A largely self-taught artist, James McBey is best known for his role in the etching revival of the early twentieth century. In Portrait of the Poet James Thomson with Dürer’s Melancholia in Background (1932), McBey sets a dramatically contrasting black-and-white portrait of his Scottish compatriot, the poet James Thomson, against an impressionistic sketch of Dürer’s famous Melencolia I rendered in light gray wash. Thomson, who wrote under the pseudonym Bysshe Vanolis, was known as the most bleakly pessimistic of the Victorian poets. Depicted in half-length profile, his posture and expression resonate with those of the seated Melancholia, forming an apparent spiritual sympathy.

The meaning of one of Dürer’s most famous and influential works, Knight, Death and the Devil (1513), still provokes debate. The title dates to the late eighteenth century. Dürer referred to it only as Reuter (rider), though he clearly lavished attention on the complex details and varied textures of the ambitious pyramidal composition. The armed man on horseback has been variously interpreted as Martin Luther, Girolamo Savonarola, Pope Julius II, or the much-feared warrior knight Franz von Sickingen. But the print may simply represent Dürer’s response to Erasmus’s Handbook of the Christian Knight (1502), which urges every Christian to live as a soldier in the service of God. Four hundred years later, the French artist Maurice Neumont reinterpreted Dürer’s famous image to express anti-German sentiment during World War I. In Neumont’s 1915 print, the Christian knight becomes a German imperial army general, Death sports contemporary costume, and the figure representing the Devil wears a gas mask. In the lower right, outside the margin, Neumont includes a citation of Dürer’s original knight and Death holding an hourglass.

In a very different register, the exhibition also includes contemporary artist Parker Ito’s (b. 1986) reinterpretation of two of Dürer’s most noted works. Ito’s Melencolia 2 and Me, Death, and the Devil provide an irreverent, subversive take on the most celebrated of Dürer’s engravings, showing that the urge to reinterpret them is alive and well 500 years later. Casting himself as the central protagonist, and adding numerous American pop-culture references, Ito also injects color into each set of images using an additive process that mimics multiblock chiaroscuro woodcut printing. The seventh, final state in each series is a black-and-white line print closer to Dürer’s aesthetic but retaining the contemporary iconography.

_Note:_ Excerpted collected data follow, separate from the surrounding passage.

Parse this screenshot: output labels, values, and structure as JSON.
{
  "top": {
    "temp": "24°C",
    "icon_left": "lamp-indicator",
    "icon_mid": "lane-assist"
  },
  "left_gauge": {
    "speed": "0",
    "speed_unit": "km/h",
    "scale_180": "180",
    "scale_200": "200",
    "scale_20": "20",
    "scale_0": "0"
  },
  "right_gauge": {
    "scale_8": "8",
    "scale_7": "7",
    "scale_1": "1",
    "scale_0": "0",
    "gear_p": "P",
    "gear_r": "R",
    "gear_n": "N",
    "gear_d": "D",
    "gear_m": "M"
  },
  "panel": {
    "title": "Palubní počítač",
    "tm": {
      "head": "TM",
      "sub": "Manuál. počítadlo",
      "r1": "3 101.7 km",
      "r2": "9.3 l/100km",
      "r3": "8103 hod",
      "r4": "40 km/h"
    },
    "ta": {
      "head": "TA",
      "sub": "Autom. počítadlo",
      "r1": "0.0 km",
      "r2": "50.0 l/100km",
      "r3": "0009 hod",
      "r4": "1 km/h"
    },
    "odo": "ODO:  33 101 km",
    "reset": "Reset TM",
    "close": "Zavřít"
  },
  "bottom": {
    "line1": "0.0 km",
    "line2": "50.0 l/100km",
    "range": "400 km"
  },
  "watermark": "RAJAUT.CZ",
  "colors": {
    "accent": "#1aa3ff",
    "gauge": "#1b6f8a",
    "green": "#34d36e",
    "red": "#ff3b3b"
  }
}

Saint Jerome in His Study (1514) enjoyed great success among Dürer’s contemporaries for its sensitive depiction of the scholar. A Church Father and author of the long-authoritative translation of Scripture from Hebrew into Latin, St. Jerome appears more frequently in Dürer’s work than any other saint. Even the Reformation, which decisively rejected the Catholic cult of the saints, did little to stem his popularity; the humanistic circle around Dürer respected and revered Jerome’s intellectual achievements. By 1520, the technical challenges of engraving and woodcut had been largely overcome, but etching, which uses the corrosive properties of acid rather than the action of an engraving tool to incise a design in a metal plate, was still in its infancy. The Hopfer family transferred their expertise in armor decoration to the etching plate, becoming leading promoters of the still-experimental medium. Leaning on the popularity of Dürer’s compositions to ensure sales, Hieronymus made accurate copies of Saint Jerome in His Study (1520–50) in a range of sizes to cater to all budgets. In Wolfgang Stuber’s reversed square copy (1580), the saint bears the features of Protestant reformer Martin Luther.